Верую сердцем волка, умершего для стаи.
Оборотень поневоле, шатаюсь по лесу. Тускло.
Я больше не сплю, не вою. Только деревья считаю,
чтобы не думать о воле.
                                     Владеть ею — это искусство.
 
Сделав движенье к обрыву,
                                     сам полоснул, как бритвой
это движенье к свободе. Не остановишь его...
Что же, теперь подчиниться
                                     какому-то новому ритму?
Разлито в природе похмелье. Но где же само вино?
 
Закат кровоточит не сильно — к ночи залижут рану.
Продолжим охоту за смертью,
                                     раз уж напал на след.
Как надоело жаться в логове самообмана.
Мне ли менять свободу на надоевший рассвет?
 
Я отступлю, но только чтобы продлить охоту.
Будем кружить по свободе, выследим пот друг друга.
Давай разыграем схватку, грамотно, как по нотам.
Смотри-ка, смерть перед смертью
                                     смердит, как больная сука.
 
В поле один — не воин. В поле один — добыча,
если не волк. Но что же я так стремился сюда?
Глаза растают к рассвету.
                               Смерть, словно девка публичная
поднимется, отряхнется и вновь избежит суда.
 
 

* * *

 

1.

 
А, так вот чей был плач! Вот кто гадил в капустные листья!
Белый аист, куда ты подкинул орущую ношу?
Ты растения спутал! Ты, сволочь, гнездо свое выстелил
пухом потных перин, ржавой шерстью отравленных кошек!
 
И, эстетствуя в рамках своих представлений о Главом,
не забудь осознать где ты вырос, что видел и помнишь.
Кто же знал, что влиять на события — это нормально.
Кто же думал тогда, в ту казненную стылую полночь?
 
 

2.

 
Упразднить понимание мира, начать все сначала,
все построить иначе, по мягким, удобным законам.
Кто там тихо и тоненько, кто же знакомо так плачет —
там, за сотнями чувств, где-то во времени оном?
Это я, это ты. Сам себя отыщи в лопухах,
поразись — ощущение жалкости свойственно твари.
Научись — ощущение жалости это едва ли
чувство вечное, так, лишь когда кто-нибудь на руках.
Пусть уходят в песок, перетертый чужими ступнями
наблюденья чужих.
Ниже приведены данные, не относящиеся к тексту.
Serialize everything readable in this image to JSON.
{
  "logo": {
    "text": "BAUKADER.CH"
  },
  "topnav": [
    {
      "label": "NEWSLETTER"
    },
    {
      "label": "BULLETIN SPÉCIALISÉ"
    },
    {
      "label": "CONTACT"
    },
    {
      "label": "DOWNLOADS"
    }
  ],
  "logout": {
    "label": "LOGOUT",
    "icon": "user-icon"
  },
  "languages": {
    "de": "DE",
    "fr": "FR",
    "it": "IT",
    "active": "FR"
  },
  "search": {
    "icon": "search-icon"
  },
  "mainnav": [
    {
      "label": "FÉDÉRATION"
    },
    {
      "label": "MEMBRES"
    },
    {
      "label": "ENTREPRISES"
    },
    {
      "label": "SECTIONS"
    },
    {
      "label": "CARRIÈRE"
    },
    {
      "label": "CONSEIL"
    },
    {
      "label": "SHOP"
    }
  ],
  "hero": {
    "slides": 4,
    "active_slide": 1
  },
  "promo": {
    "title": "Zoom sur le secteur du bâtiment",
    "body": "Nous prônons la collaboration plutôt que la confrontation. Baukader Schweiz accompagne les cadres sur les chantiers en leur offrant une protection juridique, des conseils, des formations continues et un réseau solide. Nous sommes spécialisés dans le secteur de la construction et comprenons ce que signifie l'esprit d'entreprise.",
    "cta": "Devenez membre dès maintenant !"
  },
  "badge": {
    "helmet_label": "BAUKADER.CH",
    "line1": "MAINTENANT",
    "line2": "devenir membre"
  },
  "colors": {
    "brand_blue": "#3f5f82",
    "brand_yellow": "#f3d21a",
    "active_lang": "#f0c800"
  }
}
Я готова не слушать их опыт.
Я готова к изгнанию из утомившейся стаи,
я готова к свободе — пусть слабенькой и недалекой.
 
 

* * *

 
Хорошей песне выучил меня
один усталый и отважный малый,
когда в таверне выпили вина,
а, может, в рюмочной,
нет, все же на вокзале —
в закусочной.
Я — андалузский пес,
ползущий к цели на передних лапах,
поскольку перебил мне спину трос,
сорвавшийся, как все, однажды нахрен.
 
Мантильей перечеркнутый ноябрь,
еще бесснежный, но уже покорный,
лишь иногда былая киноварь
подсветит этот профиль злой и гордый.
 
С протяжным чмоком отпусти меня,
родная грязь, подернутая ряской,
я буду всех на всех теперь менять,
терзаясь ощущеньем крови датской.
 
Откуда беспрерывная тоска,
в которой вязнет кровь и стынут мысли?
Лишь точечная теплота виска
мшает абстрагироваться жизни.
 
 

* * *

 
Наскучила мне невезучая рыхлая осень
с кожей, изъеденной тлением, с воспалением листьев.
Небо брезгливо погладит осенние космы
и мертвой водой на нее обязательно брызнет.
Подругой моей назовется, и станет такой.
Куда мне деваться от ржавого, тинного взгляда?
Ну, любишь меня, ну зачем же таскаться за мной
и душу выматывать сладким процессом распада?
 
 

* * *

 

1.

 
А что же... А как же... А, пусть!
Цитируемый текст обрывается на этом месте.